Este período agora está chegando ao fim, tal como ocorre com o domínio do liberalismo econômico anglo-norte-americano, embora ainda não saibamos quais mudanças trará a atual crise econômica mundial depois de superados os efeitos da sacudida dos últimos dois anos. Somente uma coisa é clara, há um importante deslocamento das velhas economias do Atlântico Norte para o Sul e, sobretudo, para a Ásia do Leste.

Nesta situação, os ex-Estados socialistas (incluindo aqueles ainda governados por partidos comunistas) enfrentam problemas e perspectivas muito diferentes. A Rússia, tendo se refeito até certo ponto da catástrofe da década de 90, ficou reduzida a ser forte, mas vulnerável, exportadora de matérias-primas e energia, e até agora não foi capaz de reconstruir uma base econômica mais balanceada.

A reação contra os excessos da era neoliberal levou a certo retorno para uma forma de capitalismo de Estado com uma reversão a aspectos da herança soviética. É evidente que a simples “imitação do Ocidente” deixou de ser uma opção. Isto é ainda mais óbvio na China, que desenvolveu seu capitalismo pós-comunista com considerável êxito. Tanto é assim que futuros historiadores poderão muito bem ver a China como a verdadeira salvadora da economia do mundo capitalista na atual crise.

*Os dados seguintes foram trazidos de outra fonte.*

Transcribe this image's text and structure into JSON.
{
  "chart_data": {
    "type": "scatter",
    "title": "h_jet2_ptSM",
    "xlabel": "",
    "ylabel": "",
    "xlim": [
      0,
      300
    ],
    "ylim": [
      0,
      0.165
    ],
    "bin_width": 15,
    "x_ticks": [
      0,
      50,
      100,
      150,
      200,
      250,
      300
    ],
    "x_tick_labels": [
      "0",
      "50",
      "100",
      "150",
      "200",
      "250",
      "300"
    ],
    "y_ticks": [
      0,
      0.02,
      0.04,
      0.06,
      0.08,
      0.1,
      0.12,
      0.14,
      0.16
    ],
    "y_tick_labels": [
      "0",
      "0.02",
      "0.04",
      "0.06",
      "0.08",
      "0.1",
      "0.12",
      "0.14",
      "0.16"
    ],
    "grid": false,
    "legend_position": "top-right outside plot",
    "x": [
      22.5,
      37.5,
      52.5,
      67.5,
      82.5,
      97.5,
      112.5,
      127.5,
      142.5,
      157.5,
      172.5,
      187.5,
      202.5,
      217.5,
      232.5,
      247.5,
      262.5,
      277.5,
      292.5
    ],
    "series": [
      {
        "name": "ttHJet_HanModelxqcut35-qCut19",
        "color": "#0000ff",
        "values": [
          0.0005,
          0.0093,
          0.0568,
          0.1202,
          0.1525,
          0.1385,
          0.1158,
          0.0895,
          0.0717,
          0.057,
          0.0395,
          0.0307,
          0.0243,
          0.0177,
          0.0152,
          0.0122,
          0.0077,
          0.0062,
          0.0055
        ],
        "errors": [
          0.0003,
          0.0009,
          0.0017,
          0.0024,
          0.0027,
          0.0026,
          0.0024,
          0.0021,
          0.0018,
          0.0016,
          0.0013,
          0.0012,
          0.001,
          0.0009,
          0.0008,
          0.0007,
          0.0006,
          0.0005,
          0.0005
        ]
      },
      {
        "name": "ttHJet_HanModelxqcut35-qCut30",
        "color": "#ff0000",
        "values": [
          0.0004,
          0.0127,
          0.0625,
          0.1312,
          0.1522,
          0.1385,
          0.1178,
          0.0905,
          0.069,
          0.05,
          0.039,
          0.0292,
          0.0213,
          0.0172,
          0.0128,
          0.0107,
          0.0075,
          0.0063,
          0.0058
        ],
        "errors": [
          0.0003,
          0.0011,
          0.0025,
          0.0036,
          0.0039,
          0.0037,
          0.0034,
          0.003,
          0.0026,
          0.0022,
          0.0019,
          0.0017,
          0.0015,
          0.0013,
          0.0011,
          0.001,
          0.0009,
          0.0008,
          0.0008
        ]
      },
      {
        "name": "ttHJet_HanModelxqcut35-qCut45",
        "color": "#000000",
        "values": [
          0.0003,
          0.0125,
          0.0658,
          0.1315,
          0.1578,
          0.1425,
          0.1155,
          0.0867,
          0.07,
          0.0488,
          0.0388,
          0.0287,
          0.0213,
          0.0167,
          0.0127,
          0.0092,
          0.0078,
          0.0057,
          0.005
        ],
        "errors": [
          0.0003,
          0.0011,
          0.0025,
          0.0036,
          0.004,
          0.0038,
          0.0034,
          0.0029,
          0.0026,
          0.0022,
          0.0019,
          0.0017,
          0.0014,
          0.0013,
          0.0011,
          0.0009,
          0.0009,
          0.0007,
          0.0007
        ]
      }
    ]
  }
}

Em resumo, já não é possível crer em uma única forma global de capitalismo ou de pós-capitalismo. Porém, modelar a economia futura talvez seja o assunto menos importante de nossas preocupações. A diferença crucial entre os sistemas econômicos está não em suas estruturas, mas em suas prioridades sociais e morais. A este respeito vejo dois problemas:

O primeiro é que o fim do comunismo significou o súbito fim de valores, hábitos e práticas sociais com os quais várias gerações viveram, não apenas dos regimes comunistas, mas também os do passado pré-comunista e que foram amplamente preservados sob tais regimes. Exceto para os nascidos depois de 1989, se mantém em todos um sentimento de alteração e desorientação social, mesmo com os apuros econômicos já não predominando na população pós-comunista. Inevitavelmente, passarão várias décadas antes de as sociedades pós-comunistas encontrarem um modo de viver estável na nova era, e de poderem ser erradicadas algumas das consequências da alteração social, da corrupção e do crime institucionalizados.

O segundo problema é que tanto o neoliberalismo ocidental quanto as políticas pós-comunistas que o inspiraram deliberadamente subordinam o bem-estar e a justiça social à tirania do Produto Interno Bruto, sinônimo do máximo e deliberadamente desigual crescimento. Desta forma se sufoca, e em alguns países ex-comunistas se destrói, o sistema de segurança social, os valores e os objetivos do serviço público. Tampouco existem bases para o “capitalismo com rosto humano” da Europa das décadas posteriores a 1945, nem para satisfatórios sistemas pós-comunistas de economia mista.

O propósito de uma economia não deve ser o lucro, mas o bem-estar de todas as pessoas, assim como a legitimação do Estado é seu povo e não seu poder. O crescimento econômico não é um fim, mas um meio para criar sociedades boas, humanas e justas. O que importa é com quais prioridades combinaremos os elementos públicos e privados em nossas economias mistas. Esta é a questão política-chave do século XXI. IPS/Envolverde

* Eric Hobsbawm é historiador e escritor britânico.